Trust me, I wondered the same.
Should I go or should I light myself on fire? I weighed.
But I think anyone who looked like a British schoolboy in high school—and no longer does (?)—is legally obligated to show up after a couple decades in order to show a slight less resemblance to Christopher Robin.
And that’s just what I did.
Obviously, the main concern was my outfit.
I wanted to look demure and mindful per the theme of the month, plus true to my high school self who was never without a puffed sleeve, plus true to my adult self who figured out how to wear high heels—even if they are Naturalizers (and sooooo comfortable!).
I rented this dress, which was just kooky enough to make me feel confident without too loudly announcing that I had arrived…
I felt very nicely *me*!
Other rentals I loved from this month….
White Zig-Zaggy Dress, ideal for frolicking on hills
Sporty Mini Dress, ideal for airplane-to-waterfront
Travel Tips
SILLY STUFF THAT HAS MADE TRAVELING EASIER
I’m sorry to be the one to say it, but Crocs are a perfect and necessary shoe for all sorts of adventures. ESPECIALLY if you’re someone who loves standing ankle-deep in a creek.
They’ve come in handy so many times when I’ve wanted to dip in a rocky pond or cold-plunge in a craggy creek or amble down a pebbly beach.
I hear the sirens of the Fashion Police hunting me down as we speak, but I’m whispering “They’re on sale” before I make my escape.
Bliss made possible by Crocs:
To balance out my Crocs allegiance, I travel with a chill necklace which aaalmost brings sweats-and-Crocs to a level of public propriety.
This is my Chill Necklace of Choice, and I find that it pairs with airport athleisure and proper dinner attire equally nicely.

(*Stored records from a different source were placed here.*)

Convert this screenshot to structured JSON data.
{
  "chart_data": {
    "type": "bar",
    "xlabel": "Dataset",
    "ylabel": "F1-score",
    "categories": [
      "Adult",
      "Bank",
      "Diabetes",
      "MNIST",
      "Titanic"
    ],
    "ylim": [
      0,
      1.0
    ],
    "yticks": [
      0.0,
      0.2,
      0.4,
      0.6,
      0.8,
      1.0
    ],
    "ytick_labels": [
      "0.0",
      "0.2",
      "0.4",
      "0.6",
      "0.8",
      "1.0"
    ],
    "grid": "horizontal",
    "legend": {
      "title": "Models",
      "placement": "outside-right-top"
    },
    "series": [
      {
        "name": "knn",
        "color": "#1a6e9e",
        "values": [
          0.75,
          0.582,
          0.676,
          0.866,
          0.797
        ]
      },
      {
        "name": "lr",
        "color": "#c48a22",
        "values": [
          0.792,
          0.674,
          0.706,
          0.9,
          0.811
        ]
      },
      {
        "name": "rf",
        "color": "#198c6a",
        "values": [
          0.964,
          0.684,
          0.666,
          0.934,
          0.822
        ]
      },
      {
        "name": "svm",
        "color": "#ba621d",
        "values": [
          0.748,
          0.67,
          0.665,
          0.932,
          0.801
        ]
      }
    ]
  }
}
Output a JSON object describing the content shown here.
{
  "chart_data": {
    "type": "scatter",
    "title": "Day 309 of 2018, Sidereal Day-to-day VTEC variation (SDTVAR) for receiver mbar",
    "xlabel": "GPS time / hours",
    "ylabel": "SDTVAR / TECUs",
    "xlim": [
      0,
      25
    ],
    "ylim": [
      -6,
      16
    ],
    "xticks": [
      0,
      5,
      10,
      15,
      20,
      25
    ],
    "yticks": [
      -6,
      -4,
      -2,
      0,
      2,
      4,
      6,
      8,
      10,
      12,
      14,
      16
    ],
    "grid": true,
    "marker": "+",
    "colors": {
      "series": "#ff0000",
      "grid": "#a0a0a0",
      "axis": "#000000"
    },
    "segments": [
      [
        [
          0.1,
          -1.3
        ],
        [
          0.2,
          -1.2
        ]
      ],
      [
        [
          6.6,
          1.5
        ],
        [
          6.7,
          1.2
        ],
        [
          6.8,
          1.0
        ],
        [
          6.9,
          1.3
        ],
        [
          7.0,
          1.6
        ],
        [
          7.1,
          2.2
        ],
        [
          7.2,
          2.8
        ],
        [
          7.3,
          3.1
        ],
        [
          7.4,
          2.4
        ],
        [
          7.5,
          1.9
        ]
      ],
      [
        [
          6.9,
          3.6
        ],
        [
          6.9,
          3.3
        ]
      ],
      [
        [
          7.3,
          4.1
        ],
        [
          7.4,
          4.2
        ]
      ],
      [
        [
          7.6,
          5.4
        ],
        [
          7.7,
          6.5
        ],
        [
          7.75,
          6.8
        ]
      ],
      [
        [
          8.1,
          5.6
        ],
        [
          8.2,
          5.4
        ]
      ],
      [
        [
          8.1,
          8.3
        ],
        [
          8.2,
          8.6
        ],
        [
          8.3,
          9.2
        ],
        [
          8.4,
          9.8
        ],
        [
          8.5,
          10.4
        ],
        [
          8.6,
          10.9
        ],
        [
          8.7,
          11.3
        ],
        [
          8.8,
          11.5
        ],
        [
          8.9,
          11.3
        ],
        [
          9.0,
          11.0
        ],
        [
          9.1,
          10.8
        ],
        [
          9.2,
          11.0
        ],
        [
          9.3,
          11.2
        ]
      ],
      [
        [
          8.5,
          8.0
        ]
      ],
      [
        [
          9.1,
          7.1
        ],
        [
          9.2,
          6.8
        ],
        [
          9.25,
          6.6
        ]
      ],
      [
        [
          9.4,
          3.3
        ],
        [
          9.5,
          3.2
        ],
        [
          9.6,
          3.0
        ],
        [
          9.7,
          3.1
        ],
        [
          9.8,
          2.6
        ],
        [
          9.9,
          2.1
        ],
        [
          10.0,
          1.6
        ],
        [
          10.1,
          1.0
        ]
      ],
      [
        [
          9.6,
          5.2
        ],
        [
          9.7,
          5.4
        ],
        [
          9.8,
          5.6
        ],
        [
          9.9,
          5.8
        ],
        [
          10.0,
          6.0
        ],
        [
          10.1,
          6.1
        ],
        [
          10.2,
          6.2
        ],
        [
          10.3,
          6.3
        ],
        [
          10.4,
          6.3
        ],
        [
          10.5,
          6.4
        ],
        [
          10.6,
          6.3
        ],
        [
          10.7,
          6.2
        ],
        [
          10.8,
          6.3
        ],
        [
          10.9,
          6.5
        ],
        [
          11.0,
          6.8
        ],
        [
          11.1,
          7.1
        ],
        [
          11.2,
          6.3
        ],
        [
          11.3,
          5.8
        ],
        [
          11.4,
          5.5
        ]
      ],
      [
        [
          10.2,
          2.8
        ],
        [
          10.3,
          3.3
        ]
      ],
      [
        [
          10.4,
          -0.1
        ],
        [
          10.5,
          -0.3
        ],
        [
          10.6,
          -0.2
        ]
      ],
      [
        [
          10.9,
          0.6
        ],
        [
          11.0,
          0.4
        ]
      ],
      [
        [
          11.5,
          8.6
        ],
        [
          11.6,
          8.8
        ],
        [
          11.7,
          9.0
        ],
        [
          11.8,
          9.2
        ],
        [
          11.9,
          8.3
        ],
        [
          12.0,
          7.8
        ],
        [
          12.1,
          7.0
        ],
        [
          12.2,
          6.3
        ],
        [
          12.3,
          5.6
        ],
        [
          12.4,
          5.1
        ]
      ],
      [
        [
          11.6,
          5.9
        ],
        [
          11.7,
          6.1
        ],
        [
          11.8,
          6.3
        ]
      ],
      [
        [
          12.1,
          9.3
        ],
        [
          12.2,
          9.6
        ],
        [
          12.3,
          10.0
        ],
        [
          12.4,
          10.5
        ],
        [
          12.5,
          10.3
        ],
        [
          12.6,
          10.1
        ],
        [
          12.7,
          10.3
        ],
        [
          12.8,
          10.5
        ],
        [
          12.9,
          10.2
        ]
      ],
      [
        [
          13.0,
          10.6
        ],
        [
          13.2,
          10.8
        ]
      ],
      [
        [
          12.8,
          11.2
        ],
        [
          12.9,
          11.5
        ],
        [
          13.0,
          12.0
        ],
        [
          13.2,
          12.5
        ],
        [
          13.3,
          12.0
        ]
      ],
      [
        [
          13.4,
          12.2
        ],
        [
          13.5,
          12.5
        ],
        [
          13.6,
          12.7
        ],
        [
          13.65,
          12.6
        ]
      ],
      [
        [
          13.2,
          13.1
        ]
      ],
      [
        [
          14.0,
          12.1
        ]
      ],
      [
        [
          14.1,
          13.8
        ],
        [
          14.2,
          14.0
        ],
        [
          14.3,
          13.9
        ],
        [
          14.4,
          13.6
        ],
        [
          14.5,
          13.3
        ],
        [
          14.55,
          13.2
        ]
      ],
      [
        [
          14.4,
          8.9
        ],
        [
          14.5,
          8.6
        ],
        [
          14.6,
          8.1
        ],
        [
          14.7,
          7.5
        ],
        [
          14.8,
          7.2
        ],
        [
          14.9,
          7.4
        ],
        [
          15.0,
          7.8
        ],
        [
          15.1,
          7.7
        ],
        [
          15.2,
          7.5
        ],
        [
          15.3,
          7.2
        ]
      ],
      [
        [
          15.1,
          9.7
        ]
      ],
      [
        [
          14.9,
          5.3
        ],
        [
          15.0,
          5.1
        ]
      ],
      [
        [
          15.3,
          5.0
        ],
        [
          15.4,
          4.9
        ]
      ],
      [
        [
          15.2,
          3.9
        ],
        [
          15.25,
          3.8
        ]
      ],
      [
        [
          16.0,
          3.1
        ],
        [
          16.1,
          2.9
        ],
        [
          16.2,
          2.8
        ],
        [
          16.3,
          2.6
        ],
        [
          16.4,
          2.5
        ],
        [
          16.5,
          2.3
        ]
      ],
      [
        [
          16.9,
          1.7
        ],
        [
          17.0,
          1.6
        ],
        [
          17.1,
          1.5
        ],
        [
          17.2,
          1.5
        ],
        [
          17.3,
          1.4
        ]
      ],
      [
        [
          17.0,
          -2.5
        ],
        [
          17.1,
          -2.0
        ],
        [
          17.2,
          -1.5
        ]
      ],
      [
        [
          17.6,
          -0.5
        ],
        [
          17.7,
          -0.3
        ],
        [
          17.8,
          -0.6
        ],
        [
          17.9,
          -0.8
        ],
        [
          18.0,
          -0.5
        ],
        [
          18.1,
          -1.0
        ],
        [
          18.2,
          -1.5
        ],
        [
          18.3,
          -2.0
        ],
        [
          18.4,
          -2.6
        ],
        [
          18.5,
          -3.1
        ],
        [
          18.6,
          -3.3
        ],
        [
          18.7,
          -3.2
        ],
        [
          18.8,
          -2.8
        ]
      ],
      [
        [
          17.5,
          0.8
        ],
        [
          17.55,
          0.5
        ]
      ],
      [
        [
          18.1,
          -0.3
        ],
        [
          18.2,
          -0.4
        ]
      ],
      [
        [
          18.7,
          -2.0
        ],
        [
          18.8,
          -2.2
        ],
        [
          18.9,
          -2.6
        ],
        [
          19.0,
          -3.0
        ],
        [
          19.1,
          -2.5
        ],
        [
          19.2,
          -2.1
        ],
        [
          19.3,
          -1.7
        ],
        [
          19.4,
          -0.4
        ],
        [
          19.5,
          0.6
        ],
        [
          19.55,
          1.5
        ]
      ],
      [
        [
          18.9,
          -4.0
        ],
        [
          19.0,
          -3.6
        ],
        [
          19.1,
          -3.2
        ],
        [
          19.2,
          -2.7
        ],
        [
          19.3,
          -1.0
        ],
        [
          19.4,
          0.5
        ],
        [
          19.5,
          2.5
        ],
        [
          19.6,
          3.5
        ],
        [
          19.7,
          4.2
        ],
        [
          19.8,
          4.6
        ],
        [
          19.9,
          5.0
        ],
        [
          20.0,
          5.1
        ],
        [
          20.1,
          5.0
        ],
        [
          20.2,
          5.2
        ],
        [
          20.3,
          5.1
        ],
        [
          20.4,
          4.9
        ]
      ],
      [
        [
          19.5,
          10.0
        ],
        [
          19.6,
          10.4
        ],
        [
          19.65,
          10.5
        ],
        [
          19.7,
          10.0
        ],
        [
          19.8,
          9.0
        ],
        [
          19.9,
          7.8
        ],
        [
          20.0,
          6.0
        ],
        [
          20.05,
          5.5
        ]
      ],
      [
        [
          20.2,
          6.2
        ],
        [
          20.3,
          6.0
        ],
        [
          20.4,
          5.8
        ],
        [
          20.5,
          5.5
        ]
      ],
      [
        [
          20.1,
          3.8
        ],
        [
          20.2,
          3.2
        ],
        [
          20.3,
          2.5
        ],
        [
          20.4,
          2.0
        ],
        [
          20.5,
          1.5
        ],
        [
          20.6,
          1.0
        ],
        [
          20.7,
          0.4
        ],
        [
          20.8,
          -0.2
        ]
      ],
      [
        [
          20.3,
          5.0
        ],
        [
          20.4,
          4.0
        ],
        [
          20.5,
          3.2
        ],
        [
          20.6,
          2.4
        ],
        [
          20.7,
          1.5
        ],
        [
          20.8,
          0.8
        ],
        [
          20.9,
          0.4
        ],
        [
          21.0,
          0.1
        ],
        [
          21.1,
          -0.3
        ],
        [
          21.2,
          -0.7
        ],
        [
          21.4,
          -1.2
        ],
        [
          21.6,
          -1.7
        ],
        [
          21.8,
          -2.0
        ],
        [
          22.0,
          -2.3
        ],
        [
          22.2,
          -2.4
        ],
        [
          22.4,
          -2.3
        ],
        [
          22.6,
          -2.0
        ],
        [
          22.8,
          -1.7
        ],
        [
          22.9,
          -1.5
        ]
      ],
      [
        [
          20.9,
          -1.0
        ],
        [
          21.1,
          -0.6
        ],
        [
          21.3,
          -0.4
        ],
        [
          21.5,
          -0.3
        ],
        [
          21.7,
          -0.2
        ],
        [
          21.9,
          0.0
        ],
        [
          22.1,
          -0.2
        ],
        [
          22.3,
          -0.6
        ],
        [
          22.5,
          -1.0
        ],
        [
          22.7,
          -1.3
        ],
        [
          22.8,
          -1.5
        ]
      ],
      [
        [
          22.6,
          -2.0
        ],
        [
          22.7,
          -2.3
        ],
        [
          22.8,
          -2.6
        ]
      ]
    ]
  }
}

Fancy enough for a pad thai meal, relaxed enough for a stroll. I mean a hike.
I’m embarrassed to write this out, but I’ve found that traveling with mini olive oil has been shockingly handy. See also: mini Maldon salt tins.
My go-to plane meal is: crackers, good cheese (or vegan equivalent), a piece of fruit (citrus smells lovely!), and a tupperware of greens. Accompanied with airplane seltzer and your travel-size olive oil, this can be a dang Tuscan picnic on the clouds.
It took me far too long to realize that a gel manicure (which I was always afraid of for some reason??) is absolutely the way to go on vacation. That way, you don’t chip the paint off every one of your fingernails in security line.
And even longer to realize how handy packing cubes actually are.
And longer still to pack a zillion pairs of underwear. Gap Body remains the gold standard. And World’s Softest Socks. (Put a couple in your carry-on in case of delayed/lost luggage!)
For flights, I always take my beloved Muscle Stimulator Machine, which at $60 is a steal for offering lots of different types of massages that you can concentrate to anywhere on your body! I put the stickies on my legs for the duration of a plane ride, and then put them on my back for recovery afterwards.
And nothing beats a good Theragun session the moment you get home from travel!
I’ve recommended both products before, but I’m called to remind you that tailbone cushions and immediate bug bite solutions exist.
Perhaps specific to the West Coast, but I also found this plant identifier app invaluable for nature walks—especially the kind that might involve poison oak.